Monday 3 August 2009

ugandAshis 39 Medical Apartheid


UgandAshis 39

July 27, 2009

Fort Portal, Uganda

Medical Apartheid.

In the LINK to Fort Portal today I read 200 pages of Harriet A. Washington’s book Medical Apartheid: The dark history of medical experimentation on black Americans from colonial times to the present. (ISBN 978-0-7679-1547-2 and www.medicalapartheid.com) It is a lively book and after coming off the bus (reading with my headlamp as the bus had left 2 hours late) I was affected by its wealth of information and calm description of a long history of mistreatment of groups of people. In a way it reminds me of the book ‘Mismeasure of man’ by Stephen Jay Gould. It is sad to see how the powerful position that medical professionals have can be used against entire population groups.
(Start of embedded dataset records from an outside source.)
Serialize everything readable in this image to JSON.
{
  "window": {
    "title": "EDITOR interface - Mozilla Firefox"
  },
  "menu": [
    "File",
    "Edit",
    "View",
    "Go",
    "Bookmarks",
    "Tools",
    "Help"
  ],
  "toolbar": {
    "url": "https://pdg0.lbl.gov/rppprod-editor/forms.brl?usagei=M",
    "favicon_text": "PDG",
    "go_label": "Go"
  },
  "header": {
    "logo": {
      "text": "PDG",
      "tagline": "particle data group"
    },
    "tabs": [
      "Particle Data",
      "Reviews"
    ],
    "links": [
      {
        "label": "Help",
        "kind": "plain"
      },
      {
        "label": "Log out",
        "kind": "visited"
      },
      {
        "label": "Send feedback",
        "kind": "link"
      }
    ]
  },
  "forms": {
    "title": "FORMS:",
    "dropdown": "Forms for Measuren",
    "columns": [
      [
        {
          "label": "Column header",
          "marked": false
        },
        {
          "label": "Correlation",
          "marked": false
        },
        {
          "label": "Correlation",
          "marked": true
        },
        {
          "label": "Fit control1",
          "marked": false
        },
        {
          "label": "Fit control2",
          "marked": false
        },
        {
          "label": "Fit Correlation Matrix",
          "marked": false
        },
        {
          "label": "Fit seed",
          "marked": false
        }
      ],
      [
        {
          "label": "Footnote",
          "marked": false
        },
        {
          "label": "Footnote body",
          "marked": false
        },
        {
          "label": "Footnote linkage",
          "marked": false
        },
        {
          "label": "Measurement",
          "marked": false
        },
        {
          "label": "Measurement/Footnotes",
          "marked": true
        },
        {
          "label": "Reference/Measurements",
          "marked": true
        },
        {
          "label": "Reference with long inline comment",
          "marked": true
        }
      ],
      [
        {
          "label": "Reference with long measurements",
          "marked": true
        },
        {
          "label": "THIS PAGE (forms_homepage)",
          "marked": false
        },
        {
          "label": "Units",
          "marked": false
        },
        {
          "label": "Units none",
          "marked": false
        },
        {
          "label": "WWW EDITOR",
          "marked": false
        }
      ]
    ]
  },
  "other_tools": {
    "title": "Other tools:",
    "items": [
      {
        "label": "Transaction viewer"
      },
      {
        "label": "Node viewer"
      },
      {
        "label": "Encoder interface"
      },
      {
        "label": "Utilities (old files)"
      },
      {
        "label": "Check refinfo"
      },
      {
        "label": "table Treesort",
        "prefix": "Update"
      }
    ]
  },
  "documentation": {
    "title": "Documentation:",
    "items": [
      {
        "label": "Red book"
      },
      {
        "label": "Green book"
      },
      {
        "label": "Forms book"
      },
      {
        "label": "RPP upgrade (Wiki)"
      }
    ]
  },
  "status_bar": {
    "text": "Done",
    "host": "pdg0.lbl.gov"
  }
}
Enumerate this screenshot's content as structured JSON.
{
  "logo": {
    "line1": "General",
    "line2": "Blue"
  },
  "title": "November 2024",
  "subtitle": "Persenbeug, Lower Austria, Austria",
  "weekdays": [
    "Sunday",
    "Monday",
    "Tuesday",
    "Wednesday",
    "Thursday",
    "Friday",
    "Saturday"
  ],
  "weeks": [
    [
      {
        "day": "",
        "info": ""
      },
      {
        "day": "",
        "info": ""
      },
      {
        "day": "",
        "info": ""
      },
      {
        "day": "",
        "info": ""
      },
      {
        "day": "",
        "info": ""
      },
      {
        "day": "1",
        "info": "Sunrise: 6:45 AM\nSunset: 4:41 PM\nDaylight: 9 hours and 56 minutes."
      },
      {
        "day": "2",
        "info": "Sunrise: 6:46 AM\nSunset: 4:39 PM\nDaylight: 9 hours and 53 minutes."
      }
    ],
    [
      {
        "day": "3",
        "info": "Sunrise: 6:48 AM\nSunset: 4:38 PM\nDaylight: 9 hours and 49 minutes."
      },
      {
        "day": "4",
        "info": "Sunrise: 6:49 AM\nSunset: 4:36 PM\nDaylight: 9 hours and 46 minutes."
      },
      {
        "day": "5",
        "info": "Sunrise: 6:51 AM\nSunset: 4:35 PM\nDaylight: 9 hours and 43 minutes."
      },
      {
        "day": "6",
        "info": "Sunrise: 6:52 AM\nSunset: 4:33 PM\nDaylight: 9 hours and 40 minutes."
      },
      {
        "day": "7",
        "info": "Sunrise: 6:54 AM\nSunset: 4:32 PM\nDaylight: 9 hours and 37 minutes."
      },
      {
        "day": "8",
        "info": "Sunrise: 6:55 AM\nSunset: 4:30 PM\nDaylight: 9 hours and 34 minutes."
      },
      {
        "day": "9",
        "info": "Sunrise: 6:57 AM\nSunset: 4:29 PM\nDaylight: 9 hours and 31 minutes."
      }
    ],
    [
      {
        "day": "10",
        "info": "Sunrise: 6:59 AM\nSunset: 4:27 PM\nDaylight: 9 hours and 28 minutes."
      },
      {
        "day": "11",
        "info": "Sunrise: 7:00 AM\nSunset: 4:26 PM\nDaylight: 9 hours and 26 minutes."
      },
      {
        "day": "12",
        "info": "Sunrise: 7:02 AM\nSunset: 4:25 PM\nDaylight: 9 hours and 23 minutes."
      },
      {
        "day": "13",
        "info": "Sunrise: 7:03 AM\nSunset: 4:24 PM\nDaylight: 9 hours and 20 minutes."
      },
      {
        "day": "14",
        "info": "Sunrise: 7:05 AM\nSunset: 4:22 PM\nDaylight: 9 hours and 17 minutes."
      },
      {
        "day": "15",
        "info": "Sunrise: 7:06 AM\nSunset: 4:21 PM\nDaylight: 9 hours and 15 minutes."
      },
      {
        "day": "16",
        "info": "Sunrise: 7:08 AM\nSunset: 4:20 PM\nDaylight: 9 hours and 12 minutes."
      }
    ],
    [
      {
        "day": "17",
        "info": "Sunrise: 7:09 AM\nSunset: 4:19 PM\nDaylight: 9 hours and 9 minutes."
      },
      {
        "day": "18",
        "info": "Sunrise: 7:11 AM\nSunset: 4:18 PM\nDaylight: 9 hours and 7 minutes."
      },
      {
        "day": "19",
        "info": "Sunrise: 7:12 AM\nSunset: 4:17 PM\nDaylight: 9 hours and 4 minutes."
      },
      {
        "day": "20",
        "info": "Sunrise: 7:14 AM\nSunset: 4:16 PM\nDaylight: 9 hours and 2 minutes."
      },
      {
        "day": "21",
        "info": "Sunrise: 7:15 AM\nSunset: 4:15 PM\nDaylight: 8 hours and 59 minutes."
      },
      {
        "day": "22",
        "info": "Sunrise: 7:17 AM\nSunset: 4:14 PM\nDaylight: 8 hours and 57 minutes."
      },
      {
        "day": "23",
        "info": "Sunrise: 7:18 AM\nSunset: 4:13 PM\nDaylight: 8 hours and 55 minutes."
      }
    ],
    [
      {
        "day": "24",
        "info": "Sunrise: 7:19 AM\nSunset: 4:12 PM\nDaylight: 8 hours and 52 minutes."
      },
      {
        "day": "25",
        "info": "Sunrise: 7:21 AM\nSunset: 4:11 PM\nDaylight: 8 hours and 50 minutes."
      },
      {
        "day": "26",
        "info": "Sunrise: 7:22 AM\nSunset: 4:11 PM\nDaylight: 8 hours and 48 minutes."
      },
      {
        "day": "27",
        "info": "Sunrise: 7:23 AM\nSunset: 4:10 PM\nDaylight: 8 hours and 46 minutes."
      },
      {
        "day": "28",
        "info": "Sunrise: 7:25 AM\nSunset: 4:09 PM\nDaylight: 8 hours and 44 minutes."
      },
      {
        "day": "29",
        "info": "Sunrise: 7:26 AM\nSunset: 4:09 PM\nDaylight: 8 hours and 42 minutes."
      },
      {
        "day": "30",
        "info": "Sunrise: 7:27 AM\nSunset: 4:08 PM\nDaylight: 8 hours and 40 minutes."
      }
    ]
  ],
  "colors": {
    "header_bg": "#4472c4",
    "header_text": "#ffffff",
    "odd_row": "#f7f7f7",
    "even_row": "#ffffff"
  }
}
Here are some topics the book addresses:
1. Imaginary black diseases as drapetomania (insane tendency to fleeing slavery), hebetude (laziness leading to mishandling the owners property), dysthesia Aethiopica (desire to destroy slave owners property), struma Africana (so called African TB), cachexia Africana (eating clay, earth, dust)

2. Polygenism or the belief in separately evolved species

3. Dr James Marion Sims who experimented on seventeen female slaves with genito-vesicular fistula without anesthesia despite it being available in the 1830’s to the 1840’s

4. The circus Africanus (showing a pygmy in the Bronx Zoo together with a gorilla and a orangutan and the St. Louis world exhibition as late as 1906 and 1910
)
5. The institutional grave robbing and body snatching for decades for the medical schools (1770-1973)

6. The Tuskagee Study where between 1932 and 1972 at least 399 were told they would be treated for syphilis but in fact where given no treatment to follow up their progress of disease

7. Mississippi appendectomy, an unnecessary surgical procedure leading to uterus amputation (and defacto sterilization) on healthy black and/or mentally challenged women. This was done on thousands of women in the USA until the seventies.

8. Injection of plutonium-239 to unknowing patients to test the most dangerous chemical we know. Done from 1945-1994 by the U.S. Atomic Energy Commission.

It makes me think about how medicine can be used to keep a certain power construct in place. Keep the people barefoot, knocked up and ill. It is a way to control people. Sad thing is that as we speak today vulnerable groups are being used for large scale experiments, testing new drugs in Africa and Asia (remember the Constant Gardener). I cannot wait to complete this book and just wanted to share a tip of the iceberg of problems this book addresses.